Im Moment sind sie gefühlt alle wieder dicht beisammen, die Spielerinnen aus der goldenen Generation des deutschen Frauentennis. Görges, Kerber, Petković. Görges hatte sich im letzten Herbst vom Tennis verabschiedet. Vor ein paar Tagen verkündete Kerber, dass sie ihr erstes Kind erwarte und nicht an den US Open teilnehmen werde. Ob sie jemals auf den Tennisplatz zurückkehren wird, ist offen.

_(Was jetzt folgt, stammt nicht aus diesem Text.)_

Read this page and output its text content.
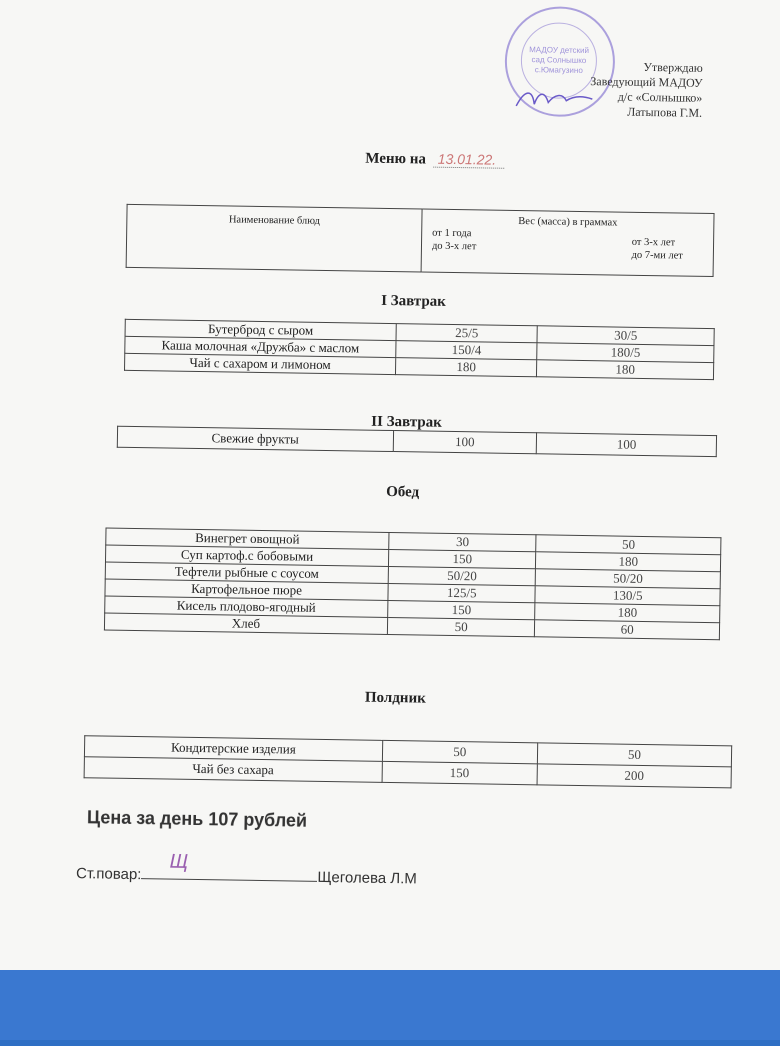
МАДОУ детский сад Солнышко с.Юмагузино	Утверждаю
Заведующий МАДОУ
д/с «Солнышко»
Латыпова Г.М.
Меню на 13.01.22.
Наименование блюд	Вес (масса) в граммах
от 1 года
до 3-х лет	от 3-х лет
до 7-ми лет
I Завтрак
Бутерброд с сыром	25/5	30/5
Каша молочная «Дружба» с маслом	150/4	180/5
Чай с сахаром и лимоном	180	180
II Завтрак
Свежие фрукты	100	100
Обед
Винегрет овощной	30	50
Суп картоф.с бобовыми	150	180
Тефтели рыбные с соусом	50/20	50/20
Картофельное пюре	125/5	130/5
Кисель плодово-ягодный	150	180
Хлеб	50	60
Полдник
Кондитерские изделия	50	50
Чай без сахара	150	200
Цена за день 107 рублей
Ст.повар:
Щ
Щеголева Л.М
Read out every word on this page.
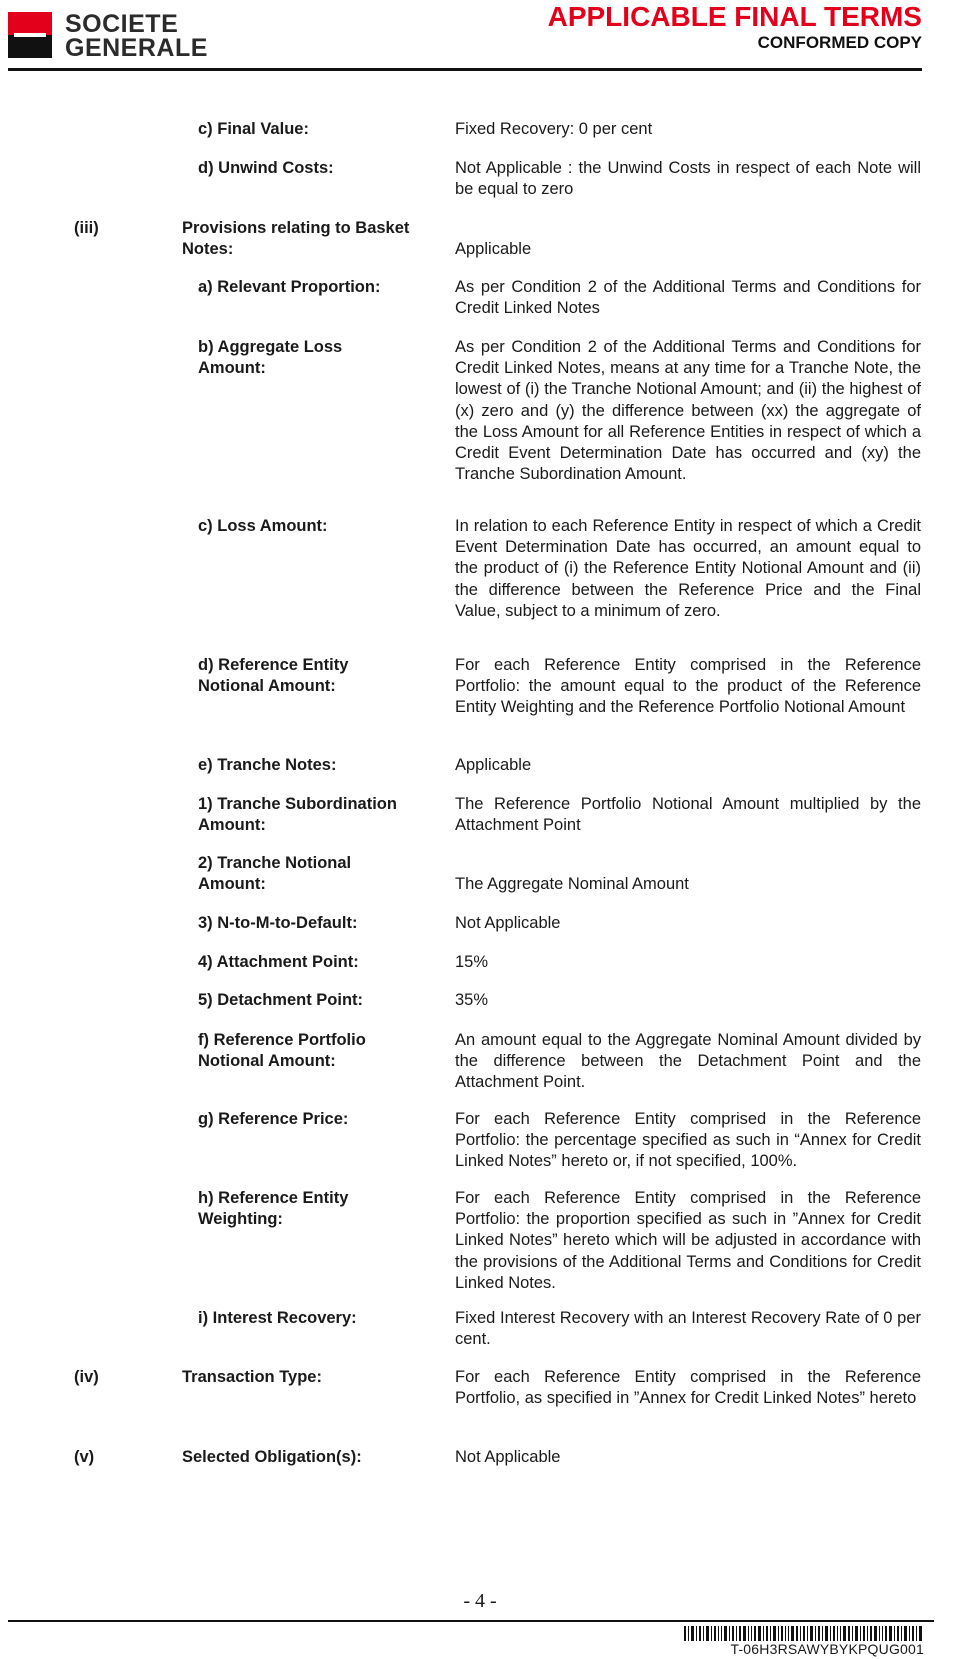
SOCIETE
GENERALE
APPLICABLE FINAL TERMS
CONFORMED COPY
c) Final Value:	Fixed Recovery: 0 per cent
d) Unwind Costs:	Not Applicable : the Unwind Costs in respect of each Note will be equal to zero
(iii)	Provisions relating to Basket Notes:	Applicable
a) Relevant Proportion:	As per Condition 2 of the Additional Terms and Conditions for Credit Linked Notes
b) Aggregate Loss Amount:
As per Condition 2 of the Additional Terms and Conditions for Credit Linked Notes, means at any time for a Tranche Note, the lowest of (i) the Tranche Notional Amount; and (ii) the highest of (x) zero and (y) the difference between (xx) the aggregate of the Loss Amount for all Reference Entities in respect of which a Credit Event Determination Date has occurred and (xy) the Tranche Subordination Amount.
c) Loss Amount:	In relation to each Reference Entity in respect of which a Credit Event Determination Date has occurred, an amount equal to the product of (i) the Reference Entity Notional Amount and (ii) the difference between the Reference Price and the Final Value, subject to a minimum of zero.
d) Reference Entity Notional Amount:
For each Reference Entity comprised in the Reference Portfolio: the amount equal to the product of the Reference Entity Weighting and the Reference Portfolio Notional Amount
e) Tranche Notes:	Applicable
1) Tranche Subordination Amount:
The Reference Portfolio Notional Amount multiplied by the Attachment Point
2) Tranche Notional Amount:	The Aggregate Nominal Amount
3) N-to-M-to-Default:	Not Applicable
4) Attachment Point:	15%
5) Detachment Point:	35%
f) Reference Portfolio Notional Amount:
An amount equal to the Aggregate Nominal Amount divided by the difference between the Detachment Point and the Attachment Point.
g) Reference Price:	For each Reference Entity comprised in the Reference Portfolio: the percentage specified as such in “Annex for Credit Linked Notes” hereto or, if not specified, 100%.
h) Reference Entity Weighting:
For each Reference Entity comprised in the Reference Portfolio: the proportion specified as such in ”Annex for Credit Linked Notes” hereto which will be adjusted in accordance with the provisions of the Additional Terms and Conditions for Credit Linked Notes.
i) Interest Recovery:	Fixed Interest Recovery with an Interest Recovery Rate of 0 per cent.
(iv)	Transaction Type:	For each Reference Entity comprised in the Reference Portfolio, as specified in ”Annex for Credit Linked Notes” hereto
(v)	Selected Obligation(s):	Not Applicable
- 4 -
T-06H3RSAWYBYKPQUG001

Und nun auch Petković. In New York sagte sie am Sonntag: „Die US Open sind generell mein letztes Turnier.“ Vielleicht werde sie noch einen Wettbewerb in Europa dranhängen für die Freunde, Familie und Fans. Am Dienstag könnte sie gegen die Schweizer Olympiasiegerin Belinda Bencic tatsächlich bereits ihr letztes Grand-Slam-Match bestreiten.

Eine abenteuerliche Reise über fast zwei Dekaden geht für die inzwischen 34-Jährige zu Ende. Warum sie nicht in den ersten Jahren ihrer Karriere die großen Erfolge gefeiert hatte, wusste sie später genau: „Ich hatte damals eine wahnsinnig komplizierte Zeit, es war halt immer ein großer Überwillen in mir drin, der auch zu Verletzungen führte“, so Petković, „da bin ich total vom Weg abgekommen, habe auf niemanden mehr gehört, habe den Erfolg über alles gestellt“.

„Sturm der Vereinnahmung“

Der Mensch Petković, so Petković, sei egal gewesen, es sei fatalerweise nur noch um die Tennisspielerin gegangen. Zu früh sei der Erfolg gekommen: „Dieser Sturm der Vereinnahmung, diese große Unsere-Petko-Welle ließ mich irgendwie untergehen. Als Mensch konnte ich nicht mitwachsen.“

Petković begann, sich nebenbei anderen Interessen zu widmen. Sie studierte Politikwissenschaften und machte ein Praktikum in der Wiesbadener Staatskanzlei. Sie schrieb Zeitungskolumnen, ging später mit Rockbands auf Tour. Sie schlidderte aus den Top 100 heraus, bevor sie spät in ihren Zwanzigern erkannte: „Mein Leben hat viele Facetten, ich selbst habe viele Gesichter. Aber ich bin zuallererst Tennisspielerin. Und ich versuche, stets das Beste zu geben und habe großen Spaß daran.“ Und auch eins nahm sie sich vor: „Ich muss aufhören, der größte Kontrollfreak für mich selbst zu sein. Sie dürfe sich nicht „tagelang mit der Frage quälen, ob ich womöglich zu wenig gegessen oder zu wenig trainiert habe“.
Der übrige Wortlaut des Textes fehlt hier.